In a exclusive interview with Bleacher Report, Penders sounded off on both the Pearl situation and difficulties all college coaches face in today’s profession. 

Penders, who recently co-authored a book with Steve Richardson entitled Dead Coach Walking: Tom Penders Surviving and Thriving in College Hoops, said college basketball coaches are sometimes unfairly blamed for not following the NCAA’s trivial rules.  

In his mind, Penders said the NCAA focuses too much minor violations instead of attacking programs that cheat. 

“(The NCAA) is not dealing with stuff that really matters,” Penders said. “The rulebook doesn’t deal with NCAA basketball. There’s so many rules that need to be tossed out.” 

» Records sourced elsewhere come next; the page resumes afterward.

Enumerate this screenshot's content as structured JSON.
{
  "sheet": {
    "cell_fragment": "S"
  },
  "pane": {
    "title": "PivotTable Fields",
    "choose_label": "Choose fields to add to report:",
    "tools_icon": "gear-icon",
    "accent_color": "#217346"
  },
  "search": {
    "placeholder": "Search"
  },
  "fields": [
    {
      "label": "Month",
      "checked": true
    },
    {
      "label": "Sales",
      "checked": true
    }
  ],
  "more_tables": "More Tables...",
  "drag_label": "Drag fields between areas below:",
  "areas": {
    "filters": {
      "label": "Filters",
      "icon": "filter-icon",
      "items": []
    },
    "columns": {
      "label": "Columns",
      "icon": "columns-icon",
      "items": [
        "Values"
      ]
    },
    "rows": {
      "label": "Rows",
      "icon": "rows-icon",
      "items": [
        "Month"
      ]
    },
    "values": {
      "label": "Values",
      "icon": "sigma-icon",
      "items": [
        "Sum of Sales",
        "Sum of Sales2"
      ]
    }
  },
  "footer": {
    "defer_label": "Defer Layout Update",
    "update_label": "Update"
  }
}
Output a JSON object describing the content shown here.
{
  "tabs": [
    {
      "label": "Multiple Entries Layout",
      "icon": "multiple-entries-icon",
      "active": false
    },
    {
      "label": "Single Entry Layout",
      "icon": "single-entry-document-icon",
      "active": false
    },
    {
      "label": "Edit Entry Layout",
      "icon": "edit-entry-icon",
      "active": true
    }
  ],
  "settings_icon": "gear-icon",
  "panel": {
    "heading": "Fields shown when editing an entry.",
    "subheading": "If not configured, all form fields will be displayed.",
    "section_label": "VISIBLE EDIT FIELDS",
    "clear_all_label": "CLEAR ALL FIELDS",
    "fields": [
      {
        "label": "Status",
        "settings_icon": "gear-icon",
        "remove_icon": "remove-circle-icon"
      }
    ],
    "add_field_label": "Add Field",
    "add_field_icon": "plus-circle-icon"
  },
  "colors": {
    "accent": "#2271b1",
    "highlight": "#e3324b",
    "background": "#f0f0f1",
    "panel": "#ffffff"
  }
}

Some of the punishment Penders thinks should be lightened up on are two that led to Pearl’s demise: excessive phone calls to recruits and illegal contact with recruits. 

“When you look at (Pearl’s) violation, it’s Tiddly Winks,” Penders said. “It’s not like he has a substance abuse problem. He jaywalked and got life.” 

If there’s anyone who can relate to Pearl, it’s Penders. 

Both rose up through mid-majors before taking over programs known as football schools with low interest and attendance. 

Penders parlayed a Sweet 16 run at Rhode Island in 1988 into the Texas job a year later, while Pearl did the same after his stint at Milwaukee, landing the Tennessee job after a Sweet 16 performance in 2005. 

Both used their enthusiasm to develop a fan base and had immediate success at their new schools. Penders led Texas to a 25-9 record his first year, while Pearl’s first year at Tennessee resulted in a 22-8 record. Texas and Tennessee both advanced to the second round of the NCAA tournament in their first year. 

During the tenure at their football schools, Penders advanced to the Elite Eight once and had one Sweet 16 appearance. Pearl took the Volunteers to three Sweet 16 appearances and one Elite Eight. 

Controversy followed both. Penders’ tenure at Texas ended after after a losing season in which he had a defibrillator implanted into his heart and was forced out after someone illegally released a player’s grades to the media. 

Pearl’s well documented cover-up of minor NCAA rules violations ultimately cost him his job at Tennessee. He will learn if he will be able to coach again sometime after a hearing with the NCAA in June. 

Both had great relationships with their athletic directors up until the time of their departures.

Penders said he had a great relationship with Texas AD DeLoss Dodds for 10 years up until the months leading to his resignation. 

After Tennessee’s violations were uncovered, AD Mike Hamilton cut Pearl’s pay and limited his off-campus recruiting, all while showing his support for the coach.

Hamilton’s support publicly waned in the week leading up to the Volunteers’ first round NCAA tournament loss to Michigan. 

Penders said a coach has to be able to trust his athletic director and was highly critical of Hamilton’s actions.

“I think Tennessee acted very erratically,” Penders said. “I believe in accountability and after (Hamilton) did a 180 I wouldn’t trust him. I wouldn’t think about working for a man like that.”

Penders went on to have moderate success at George Washington and Houston, taking both to the NCAA tournament.

It’s unknown where and when Pearl’s next stop will be, and Penders thinks it’s a shame. 

“(Pearl’s) a victim of the system but really good coaches last and good people last,” Penders said. “We live in a forgiving society and someone will see the great program he built (at Tennessee). It’s unfortunate that one wrong move and your name is mud.”